◎ Xiao Qian
Before I set out for the US, a former schoolmate of mine wrote me by airmail, asking me in all earnest to bring him some raw date stones. They were not heavy in weight, yet I was curious about their use.
At Philadelphia, shortly before starting out for my friend’s place, I called him up. So when I got off the train at the destination, I found him already waiting for me at the station. It was about half a century since we last met, and we were now both in our declining years.
After hugging each other, he asked me eagerly, “Have you brought them with you?” I immediately fished out the date stones from my handbag. He fondled them in his palm as if they were something more valuable than pearls or agates.
Obviously he was just as childlike as before. When I asked about the use of the date stones, he put them into his pocket and replied by way of fooling me deliberately, “You’ll understand soon.”
It was really a beautiful mountain city. As we drove on, an expanse of rich crimson up and down the slope came into sight. In China a place like this would have been described as a maple city. After passing through several cols, my friend said pointing to a three-storied house amidst the maple trees, “Here we are.” The car turned into a lawn and when it was three or four meters away from the garage, its door automatically opened as if it recognized its own master.
My friend looked somewhat ill at ease when he told me this: At the time when he bought this big house, his children had all been at school. Now they had their own homes and jobs. His wife, a biochemist, was a dietician at a research institute.
After assigning me a room on the second floor facing a lake, he showed me around his back garden, which, though not too big, was exquisite and nicely arranged. The moment we sat down on a white bench close to a hedge, he asked me, “Don’t you find something here smacking of our native place in China?” At this, I noticed a weeping willow, planted by himself, on either side of a flight of steps as well as a water-lily pond in the middle of the garden. He said with deep feeling, “When I planted the willows, my son was only five. Now he serves as head of chief mechanics in a nuclear submarine. My daughter teaches at Harvard University. I’m happy with my family and my career. I own all modern household facilities I need. But I still feel something lacking. Maybe I’m a bit too foolish. How come the older I become, the more I think of my homeland. Now I fully understand the frame of mind of one residing in a place far away from home. I always think of Changdian and Longfusi. Every time Christmas is celebrated here in America, I think of the lunar New Year back in China. I can never forget the date tree in the courtyard of the house on Zongbu Hutong. That’s why I’ve asked you to bring me some date stones. I’ll try to plant them here.”

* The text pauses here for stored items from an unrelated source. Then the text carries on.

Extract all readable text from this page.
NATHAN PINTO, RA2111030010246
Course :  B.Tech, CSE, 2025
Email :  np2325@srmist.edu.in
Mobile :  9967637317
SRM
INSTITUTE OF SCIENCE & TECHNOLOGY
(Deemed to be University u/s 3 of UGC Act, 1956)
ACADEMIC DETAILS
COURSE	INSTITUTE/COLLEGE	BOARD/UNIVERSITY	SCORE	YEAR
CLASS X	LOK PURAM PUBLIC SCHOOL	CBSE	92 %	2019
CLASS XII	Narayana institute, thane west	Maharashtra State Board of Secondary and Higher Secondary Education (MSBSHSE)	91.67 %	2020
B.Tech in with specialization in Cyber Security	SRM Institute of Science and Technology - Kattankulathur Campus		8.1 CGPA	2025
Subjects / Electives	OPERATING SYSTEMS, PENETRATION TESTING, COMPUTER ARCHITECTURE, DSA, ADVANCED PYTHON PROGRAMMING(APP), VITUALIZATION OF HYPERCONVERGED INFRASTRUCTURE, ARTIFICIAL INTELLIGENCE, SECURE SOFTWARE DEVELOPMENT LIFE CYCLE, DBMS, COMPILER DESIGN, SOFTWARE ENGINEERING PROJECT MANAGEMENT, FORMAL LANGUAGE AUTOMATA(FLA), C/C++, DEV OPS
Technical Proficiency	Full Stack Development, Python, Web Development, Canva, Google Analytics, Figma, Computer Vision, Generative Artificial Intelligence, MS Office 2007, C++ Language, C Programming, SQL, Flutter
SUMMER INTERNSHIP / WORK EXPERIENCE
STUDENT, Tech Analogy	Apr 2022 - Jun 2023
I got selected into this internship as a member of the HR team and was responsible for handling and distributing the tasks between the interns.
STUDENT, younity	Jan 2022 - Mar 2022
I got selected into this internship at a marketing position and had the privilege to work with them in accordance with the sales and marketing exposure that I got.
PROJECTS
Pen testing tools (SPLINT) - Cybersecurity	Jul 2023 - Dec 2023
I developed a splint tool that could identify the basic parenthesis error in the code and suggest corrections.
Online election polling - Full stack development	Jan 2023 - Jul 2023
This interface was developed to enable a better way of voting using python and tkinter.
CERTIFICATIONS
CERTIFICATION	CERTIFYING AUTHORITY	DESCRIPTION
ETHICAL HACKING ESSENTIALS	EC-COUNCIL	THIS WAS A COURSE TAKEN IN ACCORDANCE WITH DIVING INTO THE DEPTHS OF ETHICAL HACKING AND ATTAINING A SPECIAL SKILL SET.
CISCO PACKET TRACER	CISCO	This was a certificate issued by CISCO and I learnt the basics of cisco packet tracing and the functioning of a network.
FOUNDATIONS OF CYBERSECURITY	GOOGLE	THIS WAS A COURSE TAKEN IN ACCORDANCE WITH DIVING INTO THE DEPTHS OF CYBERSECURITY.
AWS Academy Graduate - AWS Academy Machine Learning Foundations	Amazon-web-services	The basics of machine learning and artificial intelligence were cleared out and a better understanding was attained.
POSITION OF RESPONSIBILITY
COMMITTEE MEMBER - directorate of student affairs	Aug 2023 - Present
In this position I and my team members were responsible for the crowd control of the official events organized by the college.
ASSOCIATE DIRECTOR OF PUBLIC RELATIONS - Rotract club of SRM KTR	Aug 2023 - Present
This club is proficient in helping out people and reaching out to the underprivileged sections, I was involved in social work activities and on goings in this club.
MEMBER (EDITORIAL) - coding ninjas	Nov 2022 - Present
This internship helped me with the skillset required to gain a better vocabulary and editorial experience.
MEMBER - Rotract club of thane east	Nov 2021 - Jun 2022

Then he said pointing to a jumble of rockery standing in a corner of the garden, “Believe it or not, the rocks, hand-picked by me, were bought by the kilogram. I drove dozens of kilometers away to haul them back in my car. Look, that’s Beihai in our home.”
Thereupon, we rose to our feet simultaneously and walked along a cobbled footpath beside the lawn towards the miniature Beihai. What a careful man my friend was! He had had the artificial hill inlaid with a clay pavilion and a red temple, with a white pagoda on top. He said he had bought the decorative objects from China Town in San Francisco.
He also told me that on a moonlit night he and his wife would sit side by side on the bench recalling how they had used to go boating on the Beihai Lake. Meanwhile, as I smelled the faint scent of the water-lilies carried to us by the breeze, I felt as if the beautiful scene of a Chinese lotus pond were flashing past my eyes.
The change of nationality doesn’t mean the change of national feeling. No other nation has such a strong attachment for the native land as we Chinese.